I had already checked for continuity in the solenoid’s harness to be sure no short or open circuits anywhere
Valve body still hooked in the transmission case, ready for removal
15.3ohm resistance reading is way out of specifications for proper operation of the solenoid
This is the replacement one I ordered
tbe valve body installed with all bolts hand tightened before final torquing

In summary, some transmission system problems are not that complex, that would require a transmission replacement. With the right, and basic tools as a car enthusiast, or technician, diagnosing and fixing your transmission system, won’t be difficult, would be more cheaper than getting a new(used) one.
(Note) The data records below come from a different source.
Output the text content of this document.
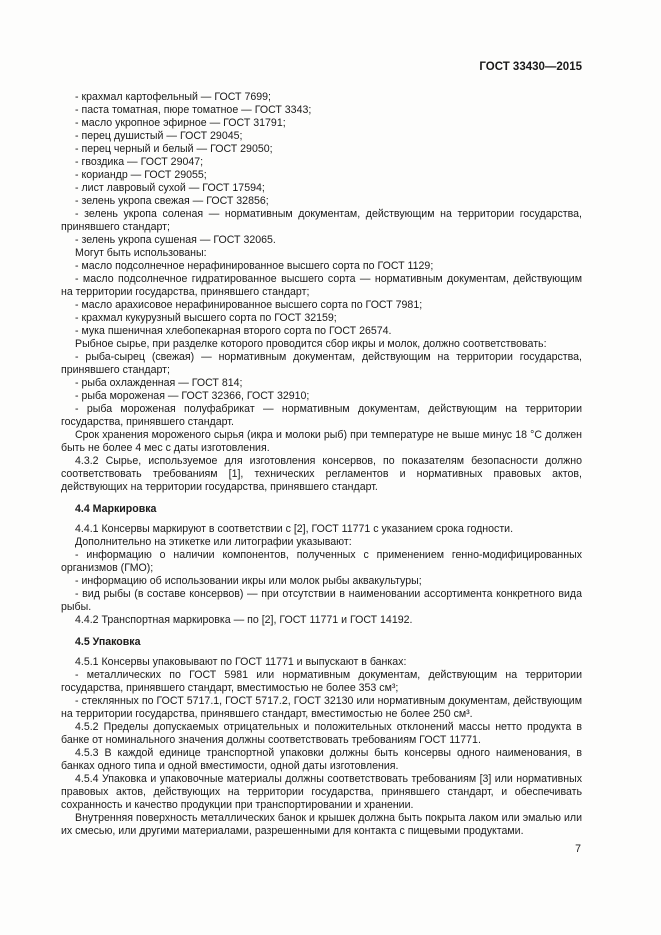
ГОСТ 33430—2015

- крахмал картофельный — ГОСТ 7699;

- паста томатная, пюре томатное — ГОСТ 3343;

- масло укропное эфирное — ГОСТ 31791;

- перец душистый — ГОСТ 29045;

- перец черный и белый — ГОСТ 29050;

- гвоздика — ГОСТ 29047;

- кориандр — ГОСТ 29055;

- лист лавровый сухой — ГОСТ 17594;

- зелень укропа свежая — ГОСТ 32856;

- зелень укропа соленая — нормативным документам, действующим на территории государства, принявшего стандарт;

- зелень укропа сушеная — ГОСТ 32065.

Могут быть использованы:

- масло подсолнечное нерафинированное высшего сорта по ГОСТ 1129;

- масло подсолнечное гидратированное высшего сорта — нормативным документам, действующим на территории государства, принявшего стандарт;

- масло арахисовое нерафинированное высшего сорта по ГОСТ 7981;

- крахмал кукурузный высшего сорта по ГОСТ 32159;

- мука пшеничная хлебопекарная второго сорта по ГОСТ 26574.

Рыбное сырье, при разделке которого проводится сбор икры и молок, должно соответствовать:

- рыба-сырец (свежая) — нормативным документам, действующим на территории государства, принявшего стандарт;

- рыба охлажденная — ГОСТ 814;

- рыба мороженая — ГОСТ 32366, ГОСТ 32910;

- рыба мороженая полуфабрикат — нормативным документам, действующим на территории государства, принявшего стандарт.

Срок хранения мороженого сырья (икра и молоки рыб) при температуре не выше минус 18 °С должен быть не более 4 мес с даты изготовления.

4.3.2 Сырье, используемое для изготовления консервов, по показателям безопасности должно соответствовать требованиям [1], технических регламентов и нормативных правовых актов, действующих на территории государства, принявшего стандарт.

4.4 Маркировка

4.4.1 Консервы маркируют в соответствии с [2], ГОСТ 11771 с указанием срока годности.

Дополнительно на этикетке или литографии указывают:

- информацию о наличии компонентов, полученных с применением генно-модифицированных организмов (ГМО);

- информацию об использовании икры или молок рыбы аквакультуры;

- вид рыбы (в составе консервов) — при отсутствии в наименовании ассортимента конкретного вида рыбы.

4.4.2 Транспортная маркировка — по [2], ГОСТ 11771 и ГОСТ 14192.

4.5 Упаковка

4.5.1 Консервы упаковывают по ГОСТ 11771 и выпускают в банках:

- металлических по ГОСТ 5981 или нормативным документам, действующим на территории государства, принявшего стандарт, вместимостью не более 353 см³;

- стеклянных по ГОСТ 5717.1, ГОСТ 5717.2, ГОСТ 32130 или нормативным документам, действующим на территории государства, принявшего стандарт, вместимостью не более 250 см³.

4.5.2 Пределы допускаемых отрицательных и положительных отклонений массы нетто продукта в банке от номинального значения должны соответствовать требованиям ГОСТ 11771.

4.5.3 В каждой единице транспортной упаковки должны быть консервы одного наименования, в банках одного типа и одной вместимости, одной даты изготовления.

4.5.4 Упаковка и упаковочные материалы должны соответствовать требованиям [3] или нормативных правовых актов, действующих на территории государства, принявшего стандарт, и обеспечивать сохранность и качество продукции при транспортировании и хранении.

Внутренняя поверхность металлических банок и крышек должна быть покрыта лаком или эмалью или их смесью, или другими материалами, разрешенными для контакта с пищевыми продуктами.

7
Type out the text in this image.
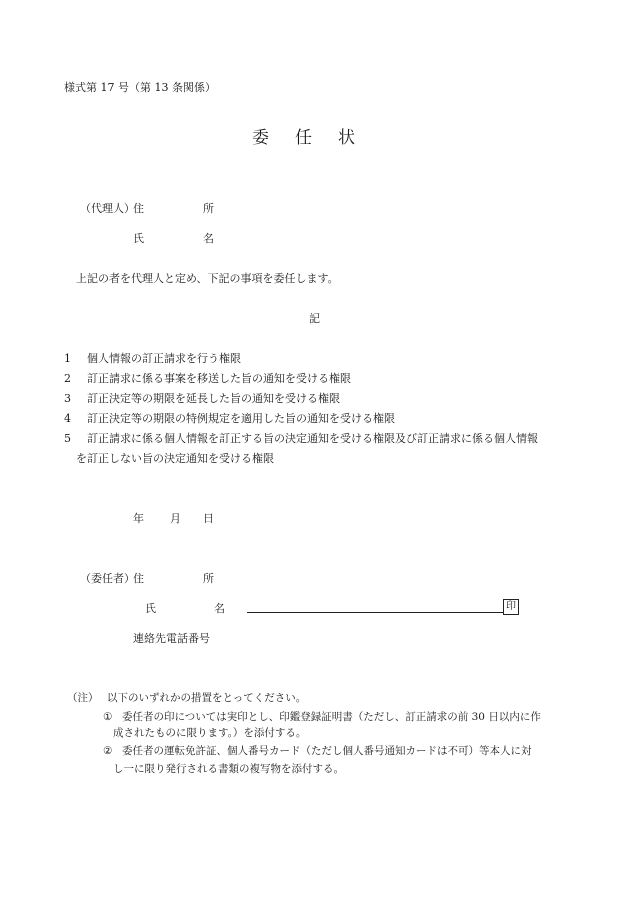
様式第 17 号（第 13 条関係）
委任状
（代理人）
住	所
氏	名
上記の者を代理人と定め、下記の事項を委任します。
記
1 個人情報の訂正請求を行う権限
2 訂正請求に係る事案を移送した旨の通知を受ける権限
3 訂正決定等の期限を延長した旨の通知を受ける権限
4 訂正決定等の期限の特例規定を適用した旨の通知を受ける権限
5 訂正請求に係る個人情報を訂正する旨の決定通知を受ける権限及び訂正請求に係る個人情報
を訂正しない旨の決定通知を受ける権限
年 月 日
（委任者）
住	所
氏	名	印
連絡先電話番号
（注） 以下のいずれかの措置をとってください。
① 委任者の印については実印とし、印鑑登録証明書（ただし、訂正請求の前 30 日以内に作
成されたものに限ります。）を添付する。
② 委任者の運転免許証、個人番号カード（ただし個人番号通知カードは不可）等本人に対
し一に限り発行される書類の複写物を添付する。
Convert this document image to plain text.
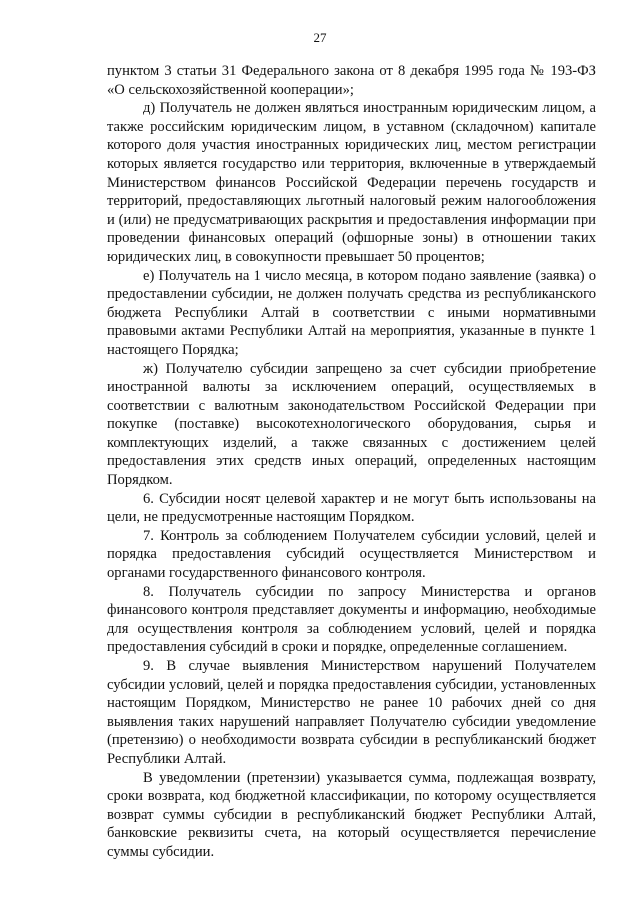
27

пунктом 3 статьи 31 Федерального закона от 8 декабря 1995 года № 193-ФЗ «О сельскохозяйственной кооперации»;

д) Получатель не должен являться иностранным юридическим лицом, а также российским юридическим лицом, в уставном (складочном) капитале которого доля участия иностранных юридических лиц, местом регистрации которых является государство или территория, включенные в утверждаемый Министерством финансов Российской Федерации перечень государств и территорий, предоставляющих льготный налоговый режим налогообложения и (или) не предусматривающих раскрытия и предоставления информации при проведении финансовых операций (офшорные зоны) в отношении таких юридических лиц, в совокупности превышает 50 процентов;

е) Получатель на 1 число месяца, в котором подано заявление (заявка) о предоставлении субсидии, не должен получать средства из республиканского бюджета Республики Алтай в соответствии с иными нормативными правовыми актами Республики Алтай на мероприятия, указанные в пункте 1 настоящего Порядка;

ж) Получателю субсидии запрещено за счет субсидии приобретение иностранной валюты за исключением операций, осуществляемых в соответствии с валютным законодательством Российской Федерации при покупке (поставке) высокотехнологического оборудования, сырья и комплектующих изделий, а также связанных с достижением целей предоставления этих средств иных операций, определенных настоящим Порядком.

6. Субсидии носят целевой характер и не могут быть использованы на цели, не предусмотренные настоящим Порядком.

7. Контроль за соблюдением Получателем субсидии условий, целей и порядка предоставления субсидий осуществляется Министерством и органами государственного финансового контроля.

8. Получатель субсидии по запросу Министерства и органов финансового контроля представляет документы и информацию, необходимые для осуществления контроля за соблюдением условий, целей и порядка предоставления субсидий в сроки и порядке, определенные соглашением.

9. В случае выявления Министерством нарушений Получателем субсидии условий, целей и порядка предоставления субсидии, установленных настоящим Порядком, Министерство не ранее 10 рабочих дней со дня выявления таких нарушений направляет Получателю субсидии уведомление (претензию) о необходимости возврата субсидии в республиканский бюджет Республики Алтай.

В уведомлении (претензии) указывается сумма, подлежащая возврату, сроки возврата, код бюджетной классификации, по которому осуществляется возврат суммы субсидии в республиканский бюджет Республики Алтай, банковские реквизиты счета, на который осуществляется перечисление суммы субсидии.
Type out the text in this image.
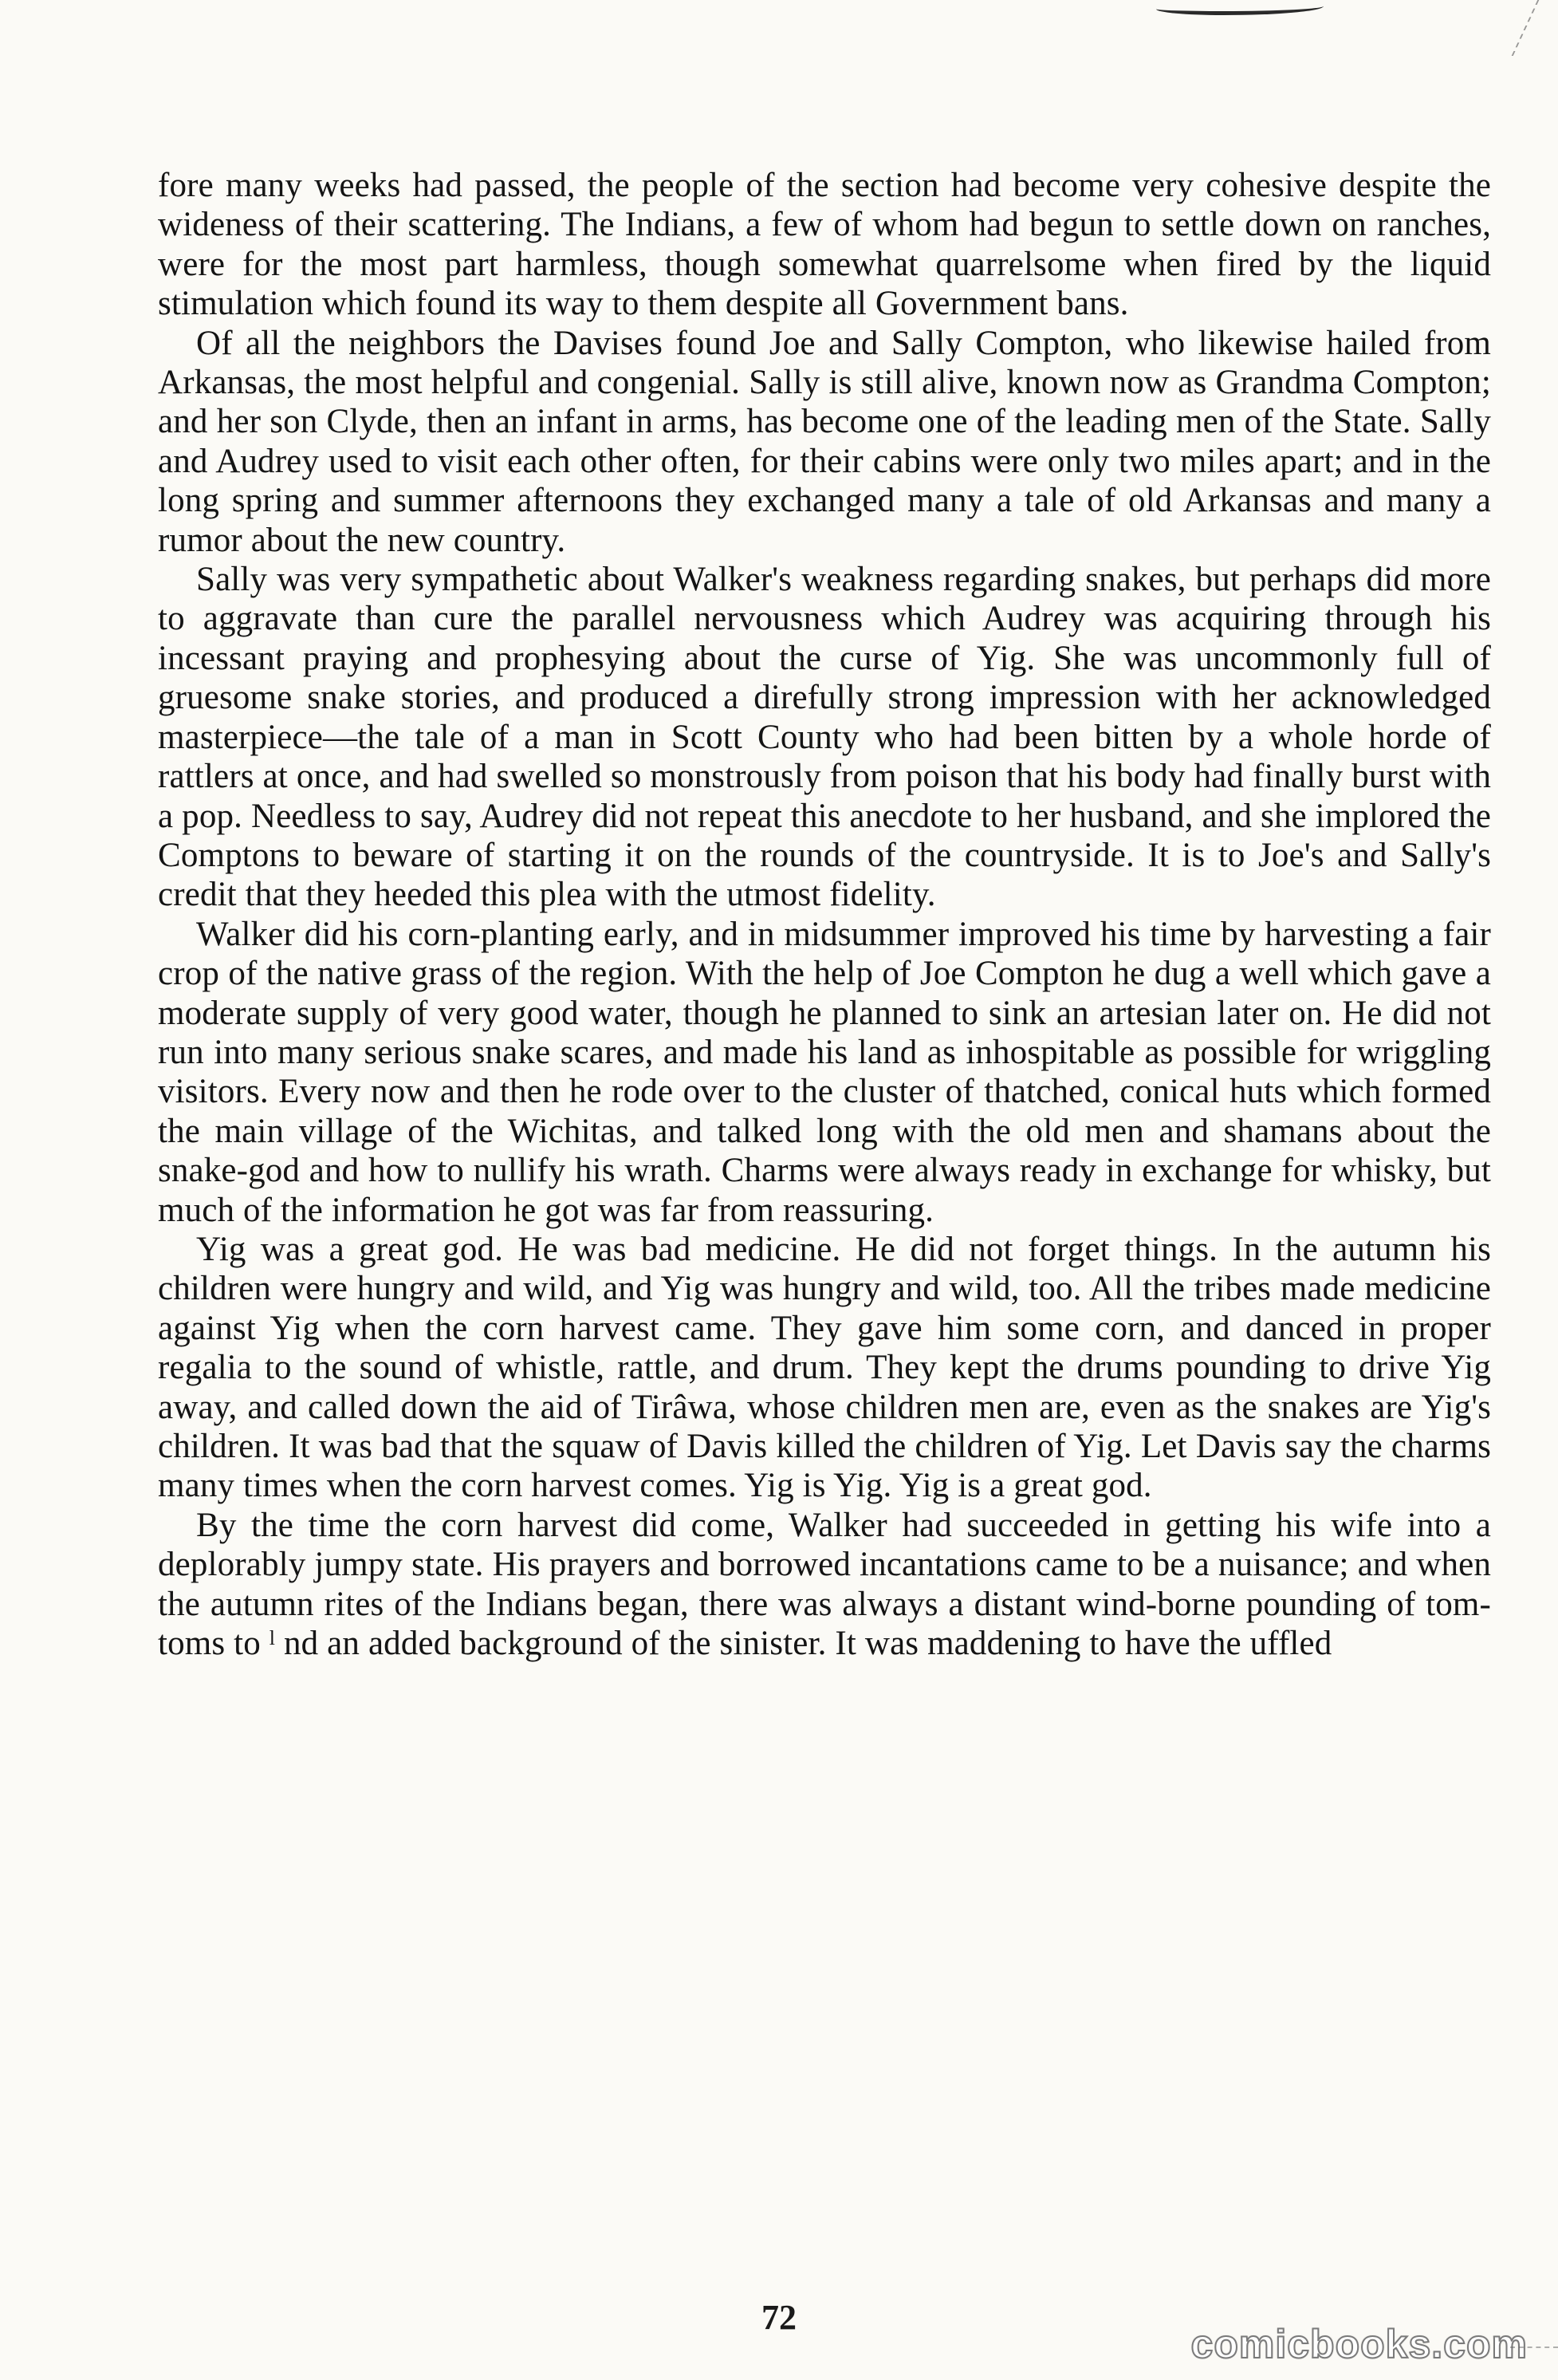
fore many weeks had passed, the people of the section had become very cohesive despite the wideness of their scattering. The Indians, a few of whom had begun to settle down on ranches, were for the most part harmless, though somewhat quarrelsome when fired by the liquid stimulation which found its way to them despite all Government bans.

Of all the neighbors the Davises found Joe and Sally Compton, who likewise hailed from Arkansas, the most helpful and congenial. Sally is still alive, known now as Grandma Compton; and her son Clyde, then an infant in arms, has become one of the leading men of the State. Sally and Audrey used to visit each other often, for their cabins were only two miles apart; and in the long spring and summer afternoons they exchanged many a tale of old Arkansas and many a rumor about the new country.

Sally was very sympathetic about Walker's weakness regarding snakes, but perhaps did more to aggravate than cure the parallel nervousness which Audrey was acquiring through his incessant praying and prophesying about the curse of Yig. She was uncommonly full of gruesome snake stories, and produced a direfully strong impression with her acknowledged masterpiece—the tale of a man in Scott County who had been bitten by a whole horde of rattlers at once, and had swelled so monstrously from poison that his body had finally burst with a pop. Needless to say, Audrey did not repeat this anecdote to her husband, and she implored the Comptons to beware of starting it on the rounds of the countryside. It is to Joe's and Sally's credit that they heeded this plea with the utmost fidelity.

Walker did his corn-planting early, and in midsummer improved his time by harvesting a fair crop of the native grass of the region. With the help of Joe Compton he dug a well which gave a moderate supply of very good water, though he planned to sink an artesian later on. He did not run into many serious snake scares, and made his land as inhospitable as possible for wriggling visitors. Every now and then he rode over to the cluster of thatched, conical huts which formed the main village of the Wichitas, and talked long with the old men and shamans about the snake-god and how to nullify his wrath. Charms were always ready in exchange for whisky, but much of the information he got was far from reassuring.

Yig was a great god. He was bad medicine. He did not forget things. In the autumn his children were hungry and wild, and Yig was hungry and wild, too. All the tribes made medicine against Yig when the corn harvest came. They gave him some corn, and danced in proper regalia to the sound of whistle, rattle, and drum. They kept the drums pounding to drive Yig away, and called down the aid of Tirâwa, whose children men are, even as the snakes are Yig's children. It was bad that the squaw of Davis killed the children of Yig. Let Davis say the charms many times when the corn harvest comes. Yig is Yig. Yig is a great god.

By the time the corn harvest did come, Walker had succeeded in getting his wife into a deplorably jumpy state. His prayers and borrowed incantations came to be a nuisance; and when the autumn rites of the Indians began, there was always a distant wind-borne pounding of tom-toms to ˡ nd an added background of the sinister. It was maddening to have the uffled

72
comicbooks.com
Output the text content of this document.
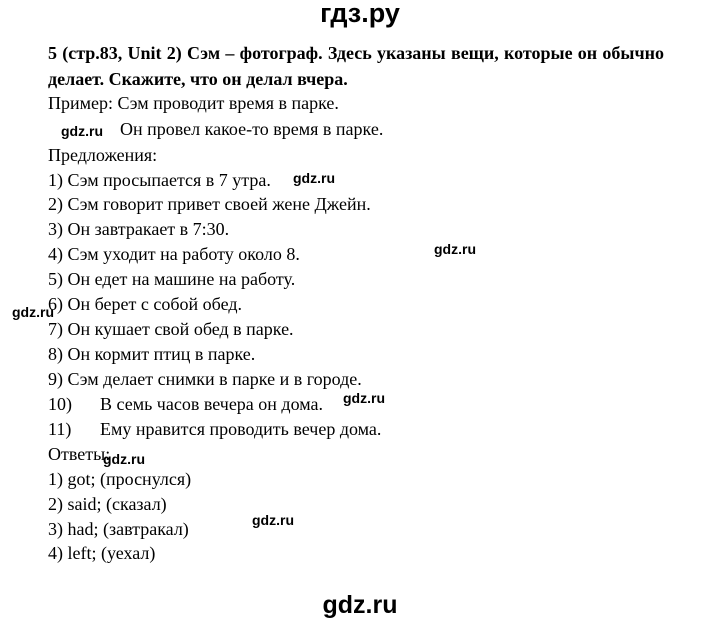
гдз.ру
5 (стр.83, Unit 2) Сэм – фотограф. Здесь указаны вещи, которые он обычно делает. Скажите, что он делал вчера.
Пример: Сэм проводит время в парке.
Он провел какое-то время в парке.
Предложения:
1) Сэм просыпается в 7 утра.
2) Сэм говорит привет своей жене Джейн.
3) Он завтракает в 7:30.
4) Сэм уходит на работу около 8.
5) Он едет на машине на работу.
6) Он берет с собой обед.
7) Он кушает свой обед в парке.
8) Он кормит птиц в парке.
9) Сэм делает снимки в парке и в городе.
10) В семь часов вечера он дома.
11) Ему нравится проводить вечер дома.
Ответы:
1) got; (проснулся)
2) said; (сказал)
3) had; (завтракал)
4) left; (уехал)
gdz.ru
gdz.ru
gdz.ru
gdz.ru
gdz.ru
gdz.ru
gdz.ru
gdz.ru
The key to fixing these transmissions is researching the problem(or symptoms) FIRST, and narrowing it down to a suspect component, or circuit. It is pertinent to test all solenoids to ensure that they are all within the specified resistance ranges recommended by the manufacure before installation.

Disclaimer

I do not claim to be a transmission system specialist. That is not my specialty. This article tries to put you through how you can also solve transmission system problems like these one, by doing the simple things first, instead of spending money outrightly to replace a transmission, only if you’re mechanically inclined. I bear no responsibility, if you damage your car’s transmission system, by doing things, your own way. If you’re not mechanically inclined, please do not attempt to carry out this repair. Instead, high and pay a professional to help you out.